Both low-fat and non-fat versions of milk and yogurt boast plenty of calcium, which is good news if you don’t eat other dairy products. A single glass of milk provides around 300 mg of calcium—that’s more than 20 percent of your daily needs—while an 8-ounce container (1 cup) of plain low-fat yogurt offers around 250 mg.
4) Dark Leafy Greens

Collard greens, mustard greens, turnip greens and kale all have high amounts of calcium. One cup of cooked collard greens contains 439 milligrams (mg) of calcium; a cup of kale gives you 336 mg and a cup of cooked mustard greens provides 232 mg. Turnip greens provide 227 mg per 1-cup serving.
Look for fresh bunches in your local supermarket or find them at a farmer’s market. They freeze well if you can’t consume them right away.
5) Almonds and other Nuts

Because almonds and other nuts provide high levels of calcium in a small package, they’re one of the best foods to eat when you’re trying to improve your bone health. They also contain vitamin E, which helps cells throughout your body absorb calcium more effectively. A daily serving is enough to contribute to better bone density in most people; as a bonus, almonds also promote heart health by improving your cholesterol levels.
Just remember that nuts are calorie-dense, so enjoy them in moderation.
6) Shrimp

Shrimp contain over 40% of your daily value of calcium, making them a great food to eat if you’re trying to keep your bones healthy. This food is a great source of vitamin B12, which also promotes bone health.
A shrimp cocktail makes an excellent appetizer on any night out and adds very little fat to your meal.
7) Sardines

Sardines are one of your best bets if you’re looking to increase your calcium intake, coming in at a whopping 354 mg of calcium per 3-ounce serving.

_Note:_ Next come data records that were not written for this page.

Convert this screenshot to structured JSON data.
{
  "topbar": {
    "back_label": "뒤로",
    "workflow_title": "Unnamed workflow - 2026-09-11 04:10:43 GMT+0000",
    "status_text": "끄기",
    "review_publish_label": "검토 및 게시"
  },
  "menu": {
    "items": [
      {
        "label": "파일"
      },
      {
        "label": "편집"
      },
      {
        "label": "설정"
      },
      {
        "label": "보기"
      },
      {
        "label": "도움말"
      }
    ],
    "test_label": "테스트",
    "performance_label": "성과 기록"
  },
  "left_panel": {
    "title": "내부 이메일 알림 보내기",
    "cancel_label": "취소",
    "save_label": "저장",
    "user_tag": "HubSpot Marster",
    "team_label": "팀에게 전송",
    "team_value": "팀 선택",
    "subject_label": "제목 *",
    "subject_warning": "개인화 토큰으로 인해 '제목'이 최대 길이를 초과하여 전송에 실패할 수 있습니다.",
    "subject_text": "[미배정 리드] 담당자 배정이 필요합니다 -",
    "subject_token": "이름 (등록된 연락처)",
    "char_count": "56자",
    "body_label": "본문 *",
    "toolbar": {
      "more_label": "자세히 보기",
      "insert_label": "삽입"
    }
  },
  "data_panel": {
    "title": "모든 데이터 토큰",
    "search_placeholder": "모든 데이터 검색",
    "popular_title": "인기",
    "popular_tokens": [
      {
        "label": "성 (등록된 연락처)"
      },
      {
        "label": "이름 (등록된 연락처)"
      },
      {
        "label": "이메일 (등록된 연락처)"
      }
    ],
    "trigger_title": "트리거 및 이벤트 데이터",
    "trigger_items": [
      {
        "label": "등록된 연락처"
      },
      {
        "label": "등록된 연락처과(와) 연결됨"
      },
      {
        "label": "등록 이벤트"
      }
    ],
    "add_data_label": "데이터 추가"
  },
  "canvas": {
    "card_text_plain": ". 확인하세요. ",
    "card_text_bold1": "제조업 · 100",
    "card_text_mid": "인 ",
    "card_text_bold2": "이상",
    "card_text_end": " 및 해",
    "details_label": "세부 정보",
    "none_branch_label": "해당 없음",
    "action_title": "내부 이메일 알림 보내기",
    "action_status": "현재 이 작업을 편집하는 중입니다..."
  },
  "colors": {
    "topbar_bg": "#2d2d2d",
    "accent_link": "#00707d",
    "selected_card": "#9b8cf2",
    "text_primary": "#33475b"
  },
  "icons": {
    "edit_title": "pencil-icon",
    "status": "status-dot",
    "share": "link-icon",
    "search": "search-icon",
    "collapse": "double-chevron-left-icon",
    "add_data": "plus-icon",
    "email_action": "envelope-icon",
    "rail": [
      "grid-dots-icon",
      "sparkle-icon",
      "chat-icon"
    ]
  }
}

Since most canned sardines are sold in olive oil, it’s also important to point out that you’ll be getting approximately 41% of your daily recommended value of omega-3 fatty acids from a meal of sardines.
8) Salmon

Salmon is not only rich in vitamin D, but it’s also filled with calcium. A 3-ounce portion of canned salmon contains about 40 percent of your daily needs, according to registered dietitian nutritionist Frances Largeman-Roth.
The American Heart Association recommends consuming at least one gram of omega-3 fatty acids per day—so enjoy salmon once or twice a week. Trout, mackerel and herring are also great sources of calcium.
9) Yogurt with Active Cultures

Yogurt contains calcium, magnesium and vitamin D. A serving of yogurt can contain up to 20% of your recommended daily calcium intake. It also has probiotics, which help to keep your digestive system running smoothly by promoting healthy bacteria levels in your gut. For best bone health, choose a yogurt with active cultures that contain live and active cultures.
Look for a yogurt brand with minimal sugar and saturated fat content, too—these types of fat can have a negative impact on bone health over time.
10) Oranges

Citrus fruits like oranges, lemons and limes are a great source of calcium. A medium-sized orange has about 70mg of calcium in it! Try adding some orange juice to your morning breakfast cereal or drink an entire glass before bed. Also, remember to always eat citrus fruits with a meal because they contain oxalic acid and can interfere with iron absorption.
Conclusion
We hope you enjoyed our Top 10 Calcium Rich Food List. It’s no secret that calcium is a big part of helping keep your bones strong and healthy! Let us know if there are any other foods you would like to see on a future list, and don’t forget to share them with your friends!